Setup environment, dependencies, and data
git clone https://github.com/lapp0/kbert && cd kbert
pip install -r requirements.txt
pip install --pre torch==2.7.0.dev20250110+cu124 --index-url https://download.pytorch.org/whl/nightly/cu124 --upgrade
python data/download_fineweb_edu.py --num_chunks 120 # ~100M tokens / chunk
python data/download_mnli.py
export N_GPU=$(nvidia-smi --query-gpu=name --format=csv,noheader | wc -l)
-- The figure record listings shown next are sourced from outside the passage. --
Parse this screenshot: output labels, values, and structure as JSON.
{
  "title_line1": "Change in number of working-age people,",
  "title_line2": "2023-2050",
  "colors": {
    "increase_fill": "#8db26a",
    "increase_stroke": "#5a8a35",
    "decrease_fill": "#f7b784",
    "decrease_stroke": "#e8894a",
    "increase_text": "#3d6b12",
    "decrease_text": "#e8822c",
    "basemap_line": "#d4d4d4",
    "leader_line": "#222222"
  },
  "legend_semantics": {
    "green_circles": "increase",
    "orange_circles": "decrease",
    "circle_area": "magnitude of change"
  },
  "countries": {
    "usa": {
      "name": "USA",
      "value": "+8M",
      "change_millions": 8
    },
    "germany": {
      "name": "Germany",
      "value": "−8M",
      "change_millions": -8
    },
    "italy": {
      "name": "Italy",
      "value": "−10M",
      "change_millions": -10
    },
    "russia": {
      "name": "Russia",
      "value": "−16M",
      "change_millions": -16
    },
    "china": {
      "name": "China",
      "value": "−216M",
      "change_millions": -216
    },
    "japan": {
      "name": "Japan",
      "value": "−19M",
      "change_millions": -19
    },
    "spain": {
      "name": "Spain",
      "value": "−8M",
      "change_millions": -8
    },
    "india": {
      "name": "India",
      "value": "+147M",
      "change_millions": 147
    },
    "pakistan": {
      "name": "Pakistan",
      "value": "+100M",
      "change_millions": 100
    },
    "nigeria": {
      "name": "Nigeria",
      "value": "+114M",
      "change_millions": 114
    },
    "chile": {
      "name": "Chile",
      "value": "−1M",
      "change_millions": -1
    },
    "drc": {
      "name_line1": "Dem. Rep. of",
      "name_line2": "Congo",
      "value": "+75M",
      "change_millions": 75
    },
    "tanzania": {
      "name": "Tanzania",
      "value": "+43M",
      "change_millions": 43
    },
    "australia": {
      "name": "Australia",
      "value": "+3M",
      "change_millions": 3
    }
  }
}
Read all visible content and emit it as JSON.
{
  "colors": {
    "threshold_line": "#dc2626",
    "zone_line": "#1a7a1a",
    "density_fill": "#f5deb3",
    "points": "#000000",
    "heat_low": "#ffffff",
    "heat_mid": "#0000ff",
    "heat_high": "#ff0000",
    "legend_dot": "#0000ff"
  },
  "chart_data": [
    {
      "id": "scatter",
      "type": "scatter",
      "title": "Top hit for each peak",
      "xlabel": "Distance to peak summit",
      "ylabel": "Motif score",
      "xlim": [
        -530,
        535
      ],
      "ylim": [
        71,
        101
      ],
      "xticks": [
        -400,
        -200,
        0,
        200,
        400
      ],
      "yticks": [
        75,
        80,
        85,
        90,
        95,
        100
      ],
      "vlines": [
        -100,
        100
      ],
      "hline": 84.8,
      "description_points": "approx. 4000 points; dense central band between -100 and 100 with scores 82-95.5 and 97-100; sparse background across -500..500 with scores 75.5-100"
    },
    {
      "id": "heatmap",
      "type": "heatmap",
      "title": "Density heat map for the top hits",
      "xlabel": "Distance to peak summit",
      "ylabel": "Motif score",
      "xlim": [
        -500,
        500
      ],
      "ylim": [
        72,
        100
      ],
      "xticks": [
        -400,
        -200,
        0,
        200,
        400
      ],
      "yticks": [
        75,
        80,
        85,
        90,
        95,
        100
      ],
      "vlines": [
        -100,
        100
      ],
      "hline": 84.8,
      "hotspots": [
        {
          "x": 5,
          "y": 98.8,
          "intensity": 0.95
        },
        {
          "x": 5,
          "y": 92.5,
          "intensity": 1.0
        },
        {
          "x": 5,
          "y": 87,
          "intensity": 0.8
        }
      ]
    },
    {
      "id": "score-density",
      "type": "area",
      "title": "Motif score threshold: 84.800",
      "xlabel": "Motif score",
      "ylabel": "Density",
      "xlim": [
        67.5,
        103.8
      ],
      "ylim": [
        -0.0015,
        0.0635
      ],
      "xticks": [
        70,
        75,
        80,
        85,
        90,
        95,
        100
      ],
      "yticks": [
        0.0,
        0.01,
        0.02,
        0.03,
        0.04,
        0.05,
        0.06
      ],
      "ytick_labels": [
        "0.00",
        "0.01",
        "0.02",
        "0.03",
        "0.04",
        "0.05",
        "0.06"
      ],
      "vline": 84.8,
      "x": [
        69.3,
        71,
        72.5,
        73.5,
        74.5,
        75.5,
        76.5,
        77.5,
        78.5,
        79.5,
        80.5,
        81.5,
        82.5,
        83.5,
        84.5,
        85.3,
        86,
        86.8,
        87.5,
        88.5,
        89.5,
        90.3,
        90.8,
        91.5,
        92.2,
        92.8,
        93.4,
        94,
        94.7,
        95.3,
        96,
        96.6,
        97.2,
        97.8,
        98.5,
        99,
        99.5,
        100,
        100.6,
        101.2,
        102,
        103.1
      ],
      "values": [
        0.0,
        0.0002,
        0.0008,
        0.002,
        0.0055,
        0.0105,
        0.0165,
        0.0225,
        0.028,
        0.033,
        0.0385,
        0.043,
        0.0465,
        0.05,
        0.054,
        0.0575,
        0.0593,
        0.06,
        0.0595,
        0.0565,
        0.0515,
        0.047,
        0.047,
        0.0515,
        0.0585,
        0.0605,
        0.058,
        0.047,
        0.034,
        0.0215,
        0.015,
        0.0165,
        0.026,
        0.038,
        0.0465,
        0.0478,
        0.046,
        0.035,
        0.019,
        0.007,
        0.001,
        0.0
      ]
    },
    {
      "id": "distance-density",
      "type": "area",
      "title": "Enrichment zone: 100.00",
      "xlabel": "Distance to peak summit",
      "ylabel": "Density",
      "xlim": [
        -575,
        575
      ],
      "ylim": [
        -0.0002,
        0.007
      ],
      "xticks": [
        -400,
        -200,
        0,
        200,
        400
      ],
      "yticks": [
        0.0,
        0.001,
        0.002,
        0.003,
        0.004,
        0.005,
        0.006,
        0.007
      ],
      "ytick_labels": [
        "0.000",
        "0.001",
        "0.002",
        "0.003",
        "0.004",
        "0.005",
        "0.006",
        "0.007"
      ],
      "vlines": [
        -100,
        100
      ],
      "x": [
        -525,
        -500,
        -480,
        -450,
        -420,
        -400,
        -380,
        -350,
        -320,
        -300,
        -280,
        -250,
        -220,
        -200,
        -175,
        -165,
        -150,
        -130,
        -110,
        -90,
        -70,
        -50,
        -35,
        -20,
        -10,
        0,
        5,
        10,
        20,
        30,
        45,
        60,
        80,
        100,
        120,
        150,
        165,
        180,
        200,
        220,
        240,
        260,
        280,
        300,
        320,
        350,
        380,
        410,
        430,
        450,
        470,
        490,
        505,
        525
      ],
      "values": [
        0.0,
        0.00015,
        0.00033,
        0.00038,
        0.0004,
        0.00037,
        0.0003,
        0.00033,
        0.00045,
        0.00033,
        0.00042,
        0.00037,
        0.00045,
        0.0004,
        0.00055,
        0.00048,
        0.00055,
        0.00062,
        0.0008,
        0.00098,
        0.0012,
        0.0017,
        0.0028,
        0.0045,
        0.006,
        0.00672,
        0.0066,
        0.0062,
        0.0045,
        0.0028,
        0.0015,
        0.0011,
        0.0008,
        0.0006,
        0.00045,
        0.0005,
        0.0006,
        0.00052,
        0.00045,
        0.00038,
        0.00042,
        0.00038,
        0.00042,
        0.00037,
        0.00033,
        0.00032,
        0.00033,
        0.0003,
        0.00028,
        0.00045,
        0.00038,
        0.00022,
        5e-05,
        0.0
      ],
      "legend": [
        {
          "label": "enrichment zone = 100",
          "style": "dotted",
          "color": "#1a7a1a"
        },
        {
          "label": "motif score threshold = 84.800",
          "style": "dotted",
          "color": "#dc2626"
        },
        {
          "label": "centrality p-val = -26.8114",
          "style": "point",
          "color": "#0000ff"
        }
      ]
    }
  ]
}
Save HF credentials (only need to run once):
huggingface-cli login
torchrun --standalone --nproc_per_node=$N_GPU pretrain.py \
--train.hf_model_name PRETRAINED_HF_URI
torchrun --standalone --nproc_per_node=$N_GPU finetune.py \
--train.base_model PRETRAINED_HF_URI
--train.hf_model_name FINETUNED_HF_URI
KBERT-base | DeBERTa-v3-base | ModernBERT-base | |
---|---|---|---|
Training Tokens | ? | 400 billion* | 1.7 trillion |
Metrics | |||
MNLI | ? | ? | ? |
SQuAD v2.0 | ? | ? | ? |
Parameters | 150M | 185M | 150M |
Encoder Parameters | 106M | 87M | 111M |
Embedding Parameters | 39M | 98M | 39M |
*Estimate is based on papers stated "160GB of data" @ 10 epochs, (estimated 4 bytes per token)